One of the least obvious innovations in the new laptop - and the one virtually everyone will use - is the track pad, which integrates many of the multi-touch technologies found in the iPhone. You can use three-fingered motions (called swipes) to flick backwards and forwards through Web browser pages, photos in iPhoto and in other ways throughout the system.
The track pad also supports "spreading" and "pinching" motions to zoom in and out on items such as photos or Web pages, and it even works with the Cover Flow view in the Finder. Likewise, a new rotate feature makes rotating photos and similar content easy. The number of tasks and finger combinations can be confusing, so the MacBook Air's track-pad preferences offer video tutorials directly in System Preferences; you can activate only the multi-touch techniques you need.
Yet another innovation in the MacBook Air is the use of 1.8-in. hard drives (2.5 in. is common in laptops) and the option for a solid-state drive (SSD). Apple is no stranger to this hardware, which has been used in iPods for more than five years now. SSDs are a major change for laptops, offering better performance on less power than traditional hard drives.
Both are inspired choices for reducing bulk, though there is a trade-off: The MacBook Air offers the least amount of storage of any current Mac. The 1.8-in. drive holds 80GB of data and spins at a relatively leisurely 4,200 rpm; the SSD, while faster, is smaller, too. It holds just 64GB of data - and adds a whopping £829 ($999) to the price of the laptop.
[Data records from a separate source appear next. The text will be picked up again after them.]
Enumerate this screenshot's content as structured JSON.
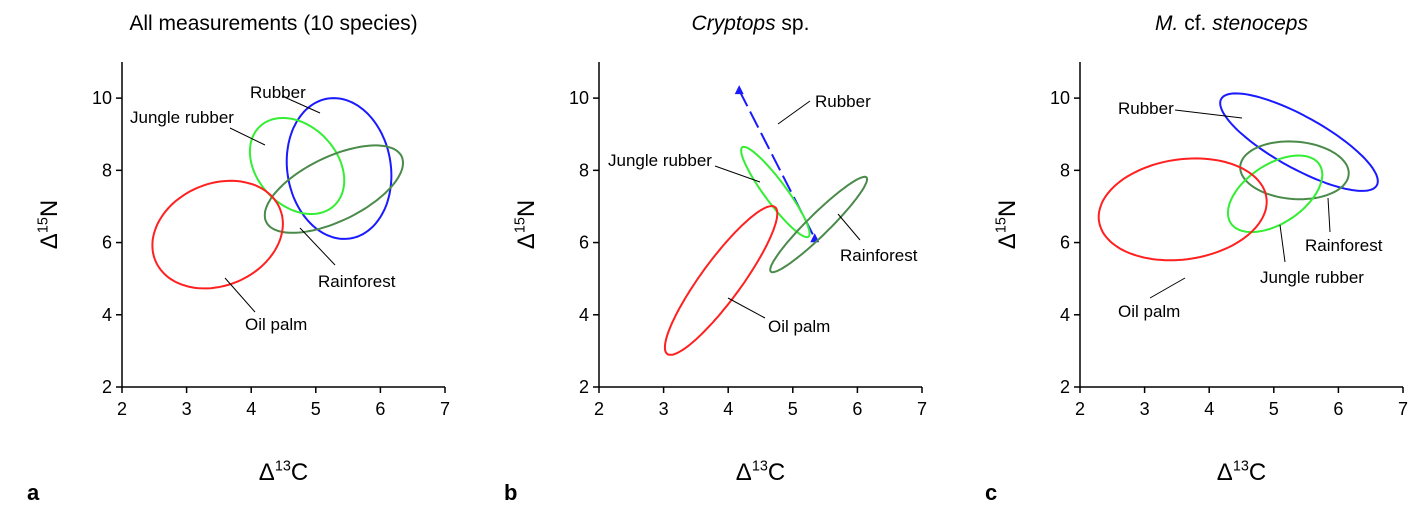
{
  "chart_data": [
    {
      "type": "ellipse",
      "panel": "a",
      "title": [
        {
          "text": "All measurements (10 species)",
          "italic": false
        }
      ],
      "xlabel": {
        "symbol": "Δ",
        "superscript": "13",
        "element": "C"
      },
      "ylabel": {
        "symbol": "Δ",
        "superscript": "15",
        "element": "N"
      },
      "xlim": [
        2,
        7
      ],
      "xticks": [
        2,
        3,
        4,
        5,
        6,
        7
      ],
      "ylim": [
        2,
        11
      ],
      "yticks": [
        2,
        4,
        6,
        8,
        10
      ],
      "series": [
        {
          "name": "Rubber",
          "color": "#1a1aff",
          "x_center": 5.36,
          "y_center": 8.05,
          "x_radius": 0.81,
          "y_radius": 1.95,
          "correlation": -0.1
        },
        {
          "name": "Jungle rubber",
          "color": "#33ee33",
          "x_center": 4.71,
          "y_center": 8.12,
          "x_radius": 0.73,
          "y_radius": 1.33,
          "correlation": -0.3
        },
        {
          "name": "Rainforest",
          "color": "#4a8a4a",
          "x_center": 5.28,
          "y_center": 7.48,
          "x_radius": 1.07,
          "y_radius": 1.21,
          "correlation": 0.6
        },
        {
          "name": "Oil palm",
          "color": "#ff2020",
          "x_center": 3.48,
          "y_center": 6.22,
          "x_radius": 1.01,
          "y_radius": 1.49,
          "correlation": 0.2
        }
      ]
    },
    {
      "type": "ellipse",
      "panel": "b",
      "title": [
        {
          "text": "Cryptops",
          "italic": true
        },
        {
          "text": " sp.",
          "italic": false
        }
      ],
      "xlabel": {
        "symbol": "Δ",
        "superscript": "13",
        "element": "C"
      },
      "ylabel": {
        "symbol": "Δ",
        "superscript": "15",
        "element": "N"
      },
      "xlim": [
        2,
        7
      ],
      "xticks": [
        2,
        3,
        4,
        5,
        6,
        7
      ],
      "ylim": [
        2,
        11
      ],
      "yticks": [
        2,
        4,
        6,
        8,
        10
      ],
      "series": [
        {
          "name": "Rubber",
          "color": "#1a1aff",
          "style": "dashed",
          "marker": "triangle",
          "x": [
            4.17,
            5.34
          ],
          "y": [
            10.22,
            6.12
          ]
        },
        {
          "name": "Jungle rubber",
          "color": "#33ee33",
          "x_center": 4.73,
          "y_center": 7.4,
          "x_radius": 0.53,
          "y_radius": 1.25,
          "correlation": -0.92
        },
        {
          "name": "Rainforest",
          "color": "#4a8a4a",
          "x_center": 5.4,
          "y_center": 6.5,
          "x_radius": 0.75,
          "y_radius": 1.32,
          "correlation": 0.95
        },
        {
          "name": "Oil palm",
          "color": "#ff2020",
          "x_center": 3.89,
          "y_center": 4.95,
          "x_radius": 0.87,
          "y_radius": 2.06,
          "correlation": 0.9
        }
      ]
    },
    {
      "type": "ellipse",
      "panel": "c",
      "title": [
        {
          "text": "M.",
          "italic": true
        },
        {
          "text": " cf. ",
          "italic": false
        },
        {
          "text": "stenoceps",
          "italic": true
        }
      ],
      "xlabel": {
        "symbol": "Δ",
        "superscript": "13",
        "element": "C"
      },
      "ylabel": {
        "symbol": "Δ",
        "superscript": "15",
        "element": "N"
      },
      "xlim": [
        2,
        7
      ],
      "xticks": [
        2,
        3,
        4,
        5,
        6,
        7
      ],
      "ylim": [
        2,
        11
      ],
      "yticks": [
        2,
        4,
        6,
        8,
        10
      ],
      "series": [
        {
          "name": "Rubber",
          "color": "#1a1aff",
          "x_center": 5.39,
          "y_center": 8.78,
          "x_radius": 1.22,
          "y_radius": 1.35,
          "correlation": -0.8
        },
        {
          "name": "Rainforest",
          "color": "#4a8a4a",
          "x_center": 5.32,
          "y_center": 8.0,
          "x_radius": 0.84,
          "y_radius": 0.8,
          "correlation": -0.1
        },
        {
          "name": "Jungle rubber",
          "color": "#33ee33",
          "x_center": 5.02,
          "y_center": 7.35,
          "x_radius": 0.73,
          "y_radius": 1.06,
          "correlation": 0.5
        },
        {
          "name": "Oil palm",
          "color": "#ff2020",
          "x_center": 3.59,
          "y_center": 6.92,
          "x_radius": 1.3,
          "y_radius": 1.41,
          "correlation": 0.15
        }
      ]
    }
  ]
}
Whether that poses a serious problem will vary from person to person. If you're buying, choose wisely - and check your bank account first!
So should you buy one?
There can be no real question that the MacBook Air is a truly innovative product. One close-up look at its incredibly bright, clear screen; its stunningly light and thin design; the inclusion of multi-touch functions; and the combination of wireless technologies show that the MacBook Air continues Apple's tradition of next-generation innovation and design. But does that mean that it's the perfect portable Mac for everyone?
Several factors may limit its overall effect on the market. First, the subnotebook market is small. Many users aren't willing to sacrifice features for portability. They want speed. Or a big screen. Or every variety of port available. Although Apple's latest laptop strikes a better balance than most of its competitors, it isn't for everyone.
Anyone looking for a portable Mac as his main machine will find the MacBook Air somewhat limited. Yes, you can get the optional USB SuperDrive for £65, but there's still no FireWire or an audio-in port - each of which can be issues for someone wanting to do professional or consumer video or audio work. The limited hard drive capacity could also be an issue.
Enterprise environments will likely hesitate because of the lack of built-in Ethernet. Although the USB add-on solves that problem, the port limitations and reliance on other hardware will likely be turn-offs to large-scale enterprises, particularly given the £1199 (or $1,799) starting price. For not much more than that, you can get a 15-in. MacBook Pro or even two entry-level MacBooks.
The MacBook Air imposes limits on expandability. It's doubtful that users will be able to upgrade the hard drive, and the built-in 2GB of RAM is soldered to the motherboard. While 2GB is fine for most users now, down the road, that may not be true.
Those caveats aside, for users who want a second Mac for the road, the MacBook Air could put you on cloud nine. If you already own another computer to balance out the MacBook Air's limitations at home or work, you may not even notice them. Even if you don't rely on another Mac, an external hard drive - either connected directly or shared via an AirPort Extreme or the new Time Capsule - may be all you need, though it's still a wise idea to get the USB SuperDrive.
For users who want a Mac that goes anywhere and weighs next to nothing, the MacBook Air is an incredible solution. Any road warrior will love both its size and weight, as well as the battery life. While there may not be a huge number of Mac users ready to pay for such portability, there is no doubt a market for the MacBook Air - especially when you consider that it is aggressively priced compared with the competition. And like all Intel Macs, it allows you to run both Mac OS X and Windows.
The MacBook Air won't be out for another couple of weeks, but anyone who spends a few minutes with the machine will be amazed on many levels. It may not be the portable Mac for everyone, but no one can say that it isn't an incredible achievement. And for those for whom it makes sense, it is also an incredibly sophisticated next-generation computer.
Apple has cut a lot of corners to meet its goal of the thinnest laptop. If you don't mind paying a high price (as usual bulked up further in the UK) and living without no CD drive and only one USB slot, then go right ahead.